Not bad, but now sweep is where all the time is being spent and all the memory is being allocated. The nastiest part of the function is the test for factors, splitting it out:
sweep c n | hasFactor n (fst shortList) = (n, shortList)
| otherwise = sweep shortList (n+2) -- once odd, always odd
where
shortList = extendedList (limit n) c

hasFactor n = not.(any ((== 0).(mod n)))


And running that, we find (as a diff):
-sweep                          Prime.PrimeList3      98.8   94.8    166 102989282
-main Main 0.6 1.7 1 1851678
+hasFactor Prime.PrimeList3 95.8 91.9 159 99832288
+sweep Prime.PrimeList3 2.4 2.9 4 3156994
+main Main 1.2 1.7 2 1851678


Most of the time and allocation is done in the fairly simple hasFactor function. Here's a guess, most of the time, the small numbers are the factors, but the list is in reverse order. So put the list in the other order:
extendedList :: Int -> PrimeCache -> PrimeCache
extendedList limit (l, q) | (x*x)>=limit || empty q
= (l, q)
| otherwise
= extendedList limit (l++[min], newSet)
where
(min, newSet) = deq q
x = last l


And we now have a running time of 0.9 seconds, the profile diff looks like:
<       total time  =        3.62 secs   (181 ticks @ 20 ms)
< total alloc = 438,489,520 bytes (excludes profiling overheads)
---
> total time = 1.44 secs (72 ticks @ 20 ms)
> total alloc = 154,277,996 bytes (excludes profiling overheads)
10,14c10,15
< hasNoFactor Prime.PrimeList3 96.7 91.1 175 99832288
< nextPrimes Prime.PrimeList3 2.2 1.4 4 1491443
< sweep Prime.PrimeList3 0.6 3.8 1 4156994
< main Main 0.6 1.7 1 1851678
< extendedList Prime.PrimeList3 0.0 1.4 0 1502535
---
> hasNoFactor Prime.PrimeList3 56.9 74.4 41 28678852
> extendedList Prime.PrimeList3 36.1 4.2 26 1603090
> main Main 4.2 4.8 3 1851678
> nextPrimes Prime.PrimeList3 2.8 3.9 2 1491443
> enq Prime.Queue 0.0 2.0 0 782348
> sweep Prime.PrimeList3 0.0 10.8 0 4156994


Figuring out if a number has a factor is now only using half the time, but it's still doing the bulk of the allocations. I'm not sure anything more can be done to speed it up, but on a guess, perhaps it's the partial functions and composition which is causing all the allocations.

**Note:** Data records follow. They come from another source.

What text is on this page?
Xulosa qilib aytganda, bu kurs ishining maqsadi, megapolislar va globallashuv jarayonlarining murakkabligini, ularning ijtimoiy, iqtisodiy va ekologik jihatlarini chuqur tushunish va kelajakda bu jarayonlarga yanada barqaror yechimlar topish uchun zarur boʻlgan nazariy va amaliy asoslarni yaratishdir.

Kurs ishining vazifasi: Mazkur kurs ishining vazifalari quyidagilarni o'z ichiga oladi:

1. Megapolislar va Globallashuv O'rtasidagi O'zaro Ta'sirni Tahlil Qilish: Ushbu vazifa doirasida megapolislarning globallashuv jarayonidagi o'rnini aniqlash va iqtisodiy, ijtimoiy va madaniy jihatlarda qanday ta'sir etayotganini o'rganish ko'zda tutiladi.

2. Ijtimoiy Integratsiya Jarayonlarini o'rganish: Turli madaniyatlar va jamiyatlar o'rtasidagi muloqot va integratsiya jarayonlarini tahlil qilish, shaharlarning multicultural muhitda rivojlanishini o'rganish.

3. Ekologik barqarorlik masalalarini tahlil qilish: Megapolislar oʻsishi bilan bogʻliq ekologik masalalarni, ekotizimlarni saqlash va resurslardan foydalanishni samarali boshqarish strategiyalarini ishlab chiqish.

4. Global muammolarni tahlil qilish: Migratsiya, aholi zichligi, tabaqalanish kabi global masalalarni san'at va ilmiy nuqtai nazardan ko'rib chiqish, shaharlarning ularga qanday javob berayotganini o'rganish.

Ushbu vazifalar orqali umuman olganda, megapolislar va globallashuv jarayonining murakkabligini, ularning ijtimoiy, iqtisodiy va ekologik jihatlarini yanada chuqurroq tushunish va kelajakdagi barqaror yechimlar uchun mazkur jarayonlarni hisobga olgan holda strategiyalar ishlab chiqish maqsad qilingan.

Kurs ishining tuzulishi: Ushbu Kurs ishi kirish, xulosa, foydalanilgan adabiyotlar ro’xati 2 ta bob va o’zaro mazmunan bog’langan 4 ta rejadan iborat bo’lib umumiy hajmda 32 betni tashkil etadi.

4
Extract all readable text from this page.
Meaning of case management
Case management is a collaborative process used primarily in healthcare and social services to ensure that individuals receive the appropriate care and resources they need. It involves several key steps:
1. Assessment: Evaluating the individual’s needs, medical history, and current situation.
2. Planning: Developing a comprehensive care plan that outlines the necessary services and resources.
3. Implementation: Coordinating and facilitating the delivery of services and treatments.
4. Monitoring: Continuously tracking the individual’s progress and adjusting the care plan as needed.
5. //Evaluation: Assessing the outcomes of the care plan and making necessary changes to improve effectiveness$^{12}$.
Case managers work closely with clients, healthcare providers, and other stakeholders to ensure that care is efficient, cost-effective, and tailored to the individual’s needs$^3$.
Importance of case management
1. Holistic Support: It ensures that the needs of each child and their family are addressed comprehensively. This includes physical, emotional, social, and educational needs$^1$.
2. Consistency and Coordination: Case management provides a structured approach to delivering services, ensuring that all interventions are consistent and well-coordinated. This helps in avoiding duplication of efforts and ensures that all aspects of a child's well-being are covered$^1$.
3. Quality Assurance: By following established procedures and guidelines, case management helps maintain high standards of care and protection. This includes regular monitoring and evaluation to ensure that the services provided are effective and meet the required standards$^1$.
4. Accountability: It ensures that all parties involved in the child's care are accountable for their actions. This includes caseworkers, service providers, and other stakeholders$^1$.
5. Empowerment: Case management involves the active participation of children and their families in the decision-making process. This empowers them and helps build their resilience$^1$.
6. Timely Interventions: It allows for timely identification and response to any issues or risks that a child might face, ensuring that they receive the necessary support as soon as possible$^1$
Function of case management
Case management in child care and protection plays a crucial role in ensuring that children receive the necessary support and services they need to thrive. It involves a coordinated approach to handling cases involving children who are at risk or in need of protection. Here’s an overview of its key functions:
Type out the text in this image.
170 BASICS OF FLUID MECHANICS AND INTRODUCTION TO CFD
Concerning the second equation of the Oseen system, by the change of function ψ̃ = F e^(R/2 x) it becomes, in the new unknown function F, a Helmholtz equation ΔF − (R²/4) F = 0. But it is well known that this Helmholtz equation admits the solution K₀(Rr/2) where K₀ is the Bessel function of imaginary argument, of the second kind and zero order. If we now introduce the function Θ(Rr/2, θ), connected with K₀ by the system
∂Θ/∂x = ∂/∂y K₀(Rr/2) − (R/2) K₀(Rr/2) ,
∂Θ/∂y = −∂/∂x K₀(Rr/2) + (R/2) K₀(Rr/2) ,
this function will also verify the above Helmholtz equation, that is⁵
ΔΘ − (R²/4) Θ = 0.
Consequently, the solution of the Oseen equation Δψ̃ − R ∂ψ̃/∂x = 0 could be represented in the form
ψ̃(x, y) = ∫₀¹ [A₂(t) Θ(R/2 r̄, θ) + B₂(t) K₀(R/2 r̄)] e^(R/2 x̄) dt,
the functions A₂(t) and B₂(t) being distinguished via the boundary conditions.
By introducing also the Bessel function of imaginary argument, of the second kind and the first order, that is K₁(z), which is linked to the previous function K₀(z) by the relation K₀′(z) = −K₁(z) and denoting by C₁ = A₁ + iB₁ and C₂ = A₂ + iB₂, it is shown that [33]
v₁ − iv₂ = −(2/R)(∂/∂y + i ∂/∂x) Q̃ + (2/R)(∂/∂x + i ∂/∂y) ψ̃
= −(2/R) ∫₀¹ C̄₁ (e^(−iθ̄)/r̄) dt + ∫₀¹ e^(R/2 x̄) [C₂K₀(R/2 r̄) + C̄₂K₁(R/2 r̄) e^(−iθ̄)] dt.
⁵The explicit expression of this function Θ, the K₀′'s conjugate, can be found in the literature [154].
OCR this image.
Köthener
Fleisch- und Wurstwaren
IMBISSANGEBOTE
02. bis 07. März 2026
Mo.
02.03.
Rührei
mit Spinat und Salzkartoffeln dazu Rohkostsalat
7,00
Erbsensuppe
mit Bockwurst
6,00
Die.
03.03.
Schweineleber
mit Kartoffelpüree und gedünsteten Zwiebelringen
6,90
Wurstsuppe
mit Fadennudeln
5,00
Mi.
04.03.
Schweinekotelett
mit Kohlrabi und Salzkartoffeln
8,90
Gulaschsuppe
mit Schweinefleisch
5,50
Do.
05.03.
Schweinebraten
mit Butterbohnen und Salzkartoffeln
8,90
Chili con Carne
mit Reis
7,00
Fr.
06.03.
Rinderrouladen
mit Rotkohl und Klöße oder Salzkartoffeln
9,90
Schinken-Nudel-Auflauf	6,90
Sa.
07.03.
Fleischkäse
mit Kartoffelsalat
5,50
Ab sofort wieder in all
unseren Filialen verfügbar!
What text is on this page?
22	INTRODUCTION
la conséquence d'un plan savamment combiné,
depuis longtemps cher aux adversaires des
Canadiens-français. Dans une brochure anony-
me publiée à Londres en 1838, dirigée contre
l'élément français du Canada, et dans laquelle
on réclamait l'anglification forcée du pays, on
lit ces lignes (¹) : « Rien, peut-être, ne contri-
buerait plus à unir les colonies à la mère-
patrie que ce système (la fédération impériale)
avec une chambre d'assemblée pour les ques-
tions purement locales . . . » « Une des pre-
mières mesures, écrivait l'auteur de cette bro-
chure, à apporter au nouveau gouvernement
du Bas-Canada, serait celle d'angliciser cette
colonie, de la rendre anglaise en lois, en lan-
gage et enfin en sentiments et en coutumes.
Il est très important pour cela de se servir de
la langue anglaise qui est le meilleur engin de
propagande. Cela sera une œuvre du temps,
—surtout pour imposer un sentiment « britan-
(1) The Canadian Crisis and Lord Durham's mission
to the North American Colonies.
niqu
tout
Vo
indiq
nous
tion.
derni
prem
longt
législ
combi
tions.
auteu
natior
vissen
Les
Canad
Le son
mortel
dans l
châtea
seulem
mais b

Lets remove them:


hasNoFactor n = any (\ x -> 0==(n `mod` x))


This does result in an improvement. The run time for the -O2 (no profiling) version takes a small amount under 0.9 seconds. But the amount of allocation is way down.
<       total time  =        1.44 secs   (72 ticks @ 20 ms)
< total alloc = 154,277,996 bytes (excludes profiling overheads)
---
< total time = 1.18 secs (59 ticks @ 20 ms)
< total alloc = 43,562,588 bytes (excludes profiling overheads)
10,15c10,15
< hasNoFactor Prime.PrimeList3 56.9 74.4 41 28678852
< extendedList Prime.PrimeList3 36.1 4.2 26 1603090
< main Main 4.2 4.8 3 1851678
< nextPrimes Prime.PrimeList3 2.8 3.9 2 1491443
< enq Prime.Queue 0.0 2.0 0 782348
< sweep Prime.PrimeList3 0.0 10.8 0 4156994
---
< hasNoFactor Prime.PrimeList3 71.2 9.2 42 1000000
< extendedList Prime.PrimeList3 27.1 14.7 16 1603090
< nextPrimes Prime.PrimeList3 1.7 13.7 1 1491443
< enq Prime.Queue 0.0 7.2 0 782348
< sweep Prime.PrimeList3 0.0 38.2 0 4156994
< main Main 0.0 17.0 0 1851678


I don't think we're going to squeeze any more speed out of the factoring part, but 27% of the time is spent extending the list. The likely culprit is the last function being run all the time. So lets keep track of the last number in that list, and while we're at it, keep the squared number instead of the original since it's squared:

import Data.List
import qualified Data.IntSet as IntSet
import Prime.Queue

type Prime = Int
type PrimeCache = (([Prime], Int), Queue Prime)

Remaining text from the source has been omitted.